Bush rips Congress on SCHIP, taxes, spending bills
President Bush on Friday returned to Washington from reviewing the devastation caused by California’s wildfires and ripped the Democratic-led Congress on a host of issues.
{mosads}In an address at the White House, Bush pronounced himself “disappointed by what Congress had been doing and even more disappointed by what they had not been doing.”
Bush blasted the House for passing an expansion of the State Children’s Health Insurance Program that was more expensive than the version Bush vetoed earlier this month.
He also criticized Democratic leaders for not meeting with the members of the administration he had designated to find a compromise with Congress. “Incredibly enough, the Senate will take up the same bill next week, which wastes valuable time,” Bush said.
The president also criticized the tax reform legislation that House Ways and Means Committee Chairman Charles Rangel (D-N.Y.) introduced Thursday. Bush faulted the lawmaker for introducing a plan that raises taxes on “more than a million small-business owners, among others,” according to the president.
Bush also took Congress to task for not acting on the nomination of Michael Mukasey, whom the president picked as attorney general, and a supplemental funding bill for the war.

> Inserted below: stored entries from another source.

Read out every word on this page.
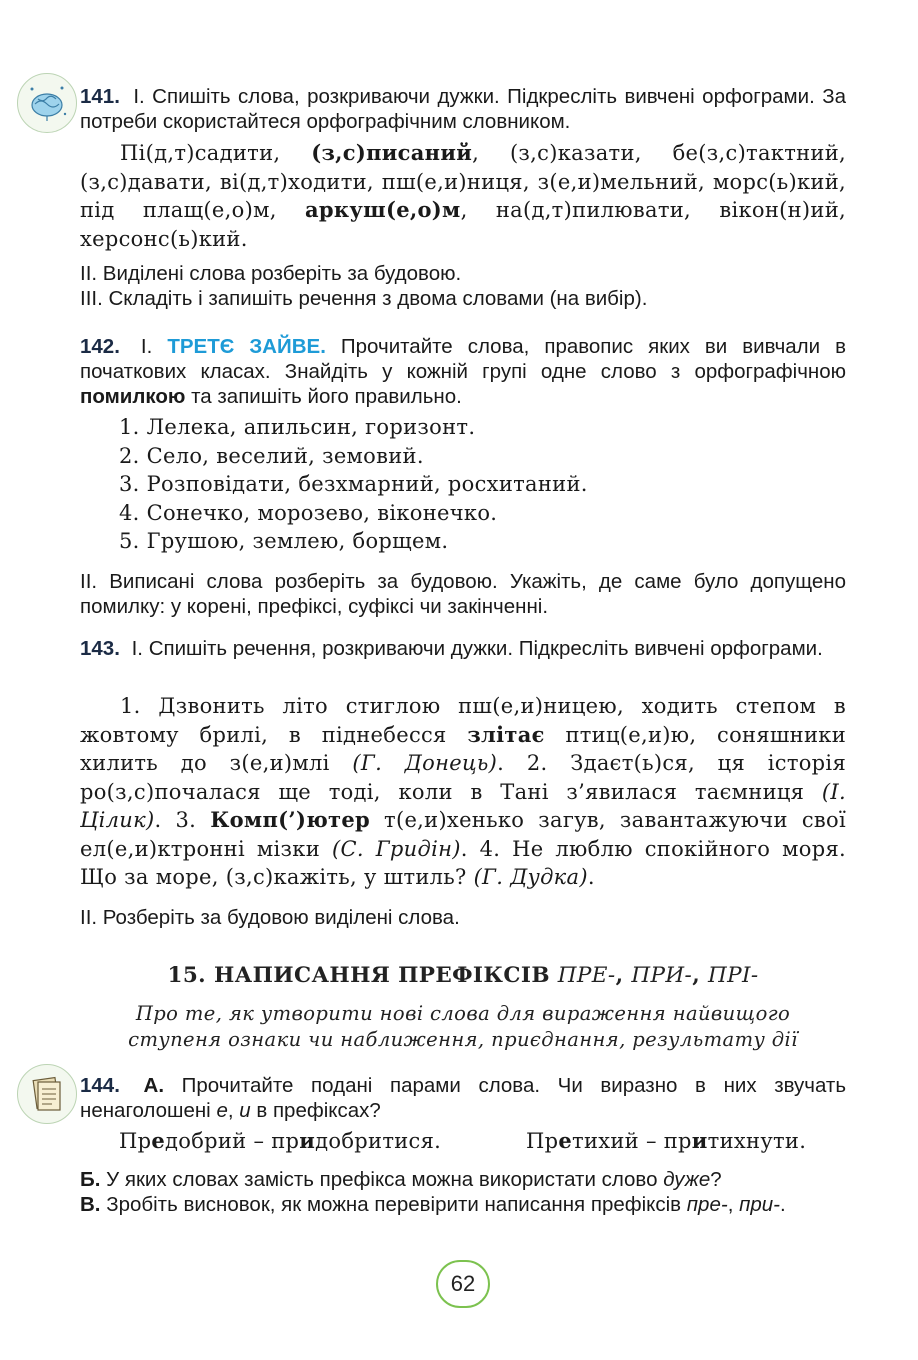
141. І. Спишіть слова, розкриваючи дужки. Підкресліть вивчені орфограми. За потреби скористайтеся орфографічним словником.
Пі(д,т)садити, (з,с)писаний, (з,с)казати, бе(з,с)тактний, (з,с)давати, ві(д,т)ходити, пш(е,и)ниця, з(е,и)мельний, морс(ь)кий, під плащ(е,о)м, аркуш(е,о)м, на(д,т)пилювати, вікон(н)ий, херсонс(ь)кий.
ІІ. Виділені слова розберіть за будовою.
ІІІ. Складіть і запишіть речення з двома словами (на вибір).
142. І. ТРЕТЄ ЗАЙВЕ. Прочитайте слова, правопис яких ви вивчали в початкових класах. Знайдіть у кожній групі одне слово з орфографічною помилкою та запишіть його правильно.
1. Лелека, апильсин, горизонт.
2. Село, веселий, земовий.
3. Розповідати, безхмарний, росхитаний.
4. Сонечко, морозево, віконечко.
5. Грушою, землею, борщем.
ІІ. Виписані слова розберіть за будовою. Укажіть, де саме було допущено помилку: у корені, префіксі, суфіксі чи закінченні.
143. І. Спишіть речення, розкриваючи дужки. Підкресліть вивчені орфограми.
1. Дзвонить літо стиглою пш(е,и)ницею, ходить степом в жовтому брилі, в піднебесся злітає птиц(е,и)ю, соняшники хилить до з(е,и)млі (Г. Донець). 2. Здаєт(ь)ся, ця історія ро(з,с)почалася ще тоді, коли в Тані з’явилася таємниця (І. Цілик). 3. Комп(’)ютер т(е,и)хенько загув, завантажуючи свої ел(е,и)ктронні мізки (С. Гридін). 4. Не люблю спокійного моря. Що за море, (з,с)кажіть, у штиль? (Г. Дудка).
ІІ. Розберіть за будовою виділені слова.
15. НАПИСАННЯ ПРЕФІКСІВ ПРЕ-, ПРИ-, ПРІ-
Про те, як утворити нові слова для вираження найвищого ступеня ознаки чи наближення, приєднання, результату дії
144. А. Прочитайте подані парами слова. Чи виразно в них звучать ненаголошені е, и в префіксах?
Предобрий – придобритися.	Претихий – притихнути.
Б. У яких словах замість префікса можна використати слово дуже?
В. Зробіть висновок, як можна перевірити написання префіксів пре-, при-.
62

However, the president reserved his harshest comments for the Democrats’ failure to present him with a single appropriations bill.
“Today Congress set a record they should not be proud of,” he said. “October the 26th is the latest date in 20 years that Congress has failed to get a single annual appropriations bill to the president’s desk.”
Lastly, Bush stated that Congress sent him a “fiscally irresponsible” water resources bill earlier this week.
“The House version came in at $15 billion. The Senate version came in at $14 billion. So, the House and Senate compromised, and sent me a bill that cost $23 billion. In Washington, they call that splitting the difference,” the president quipped.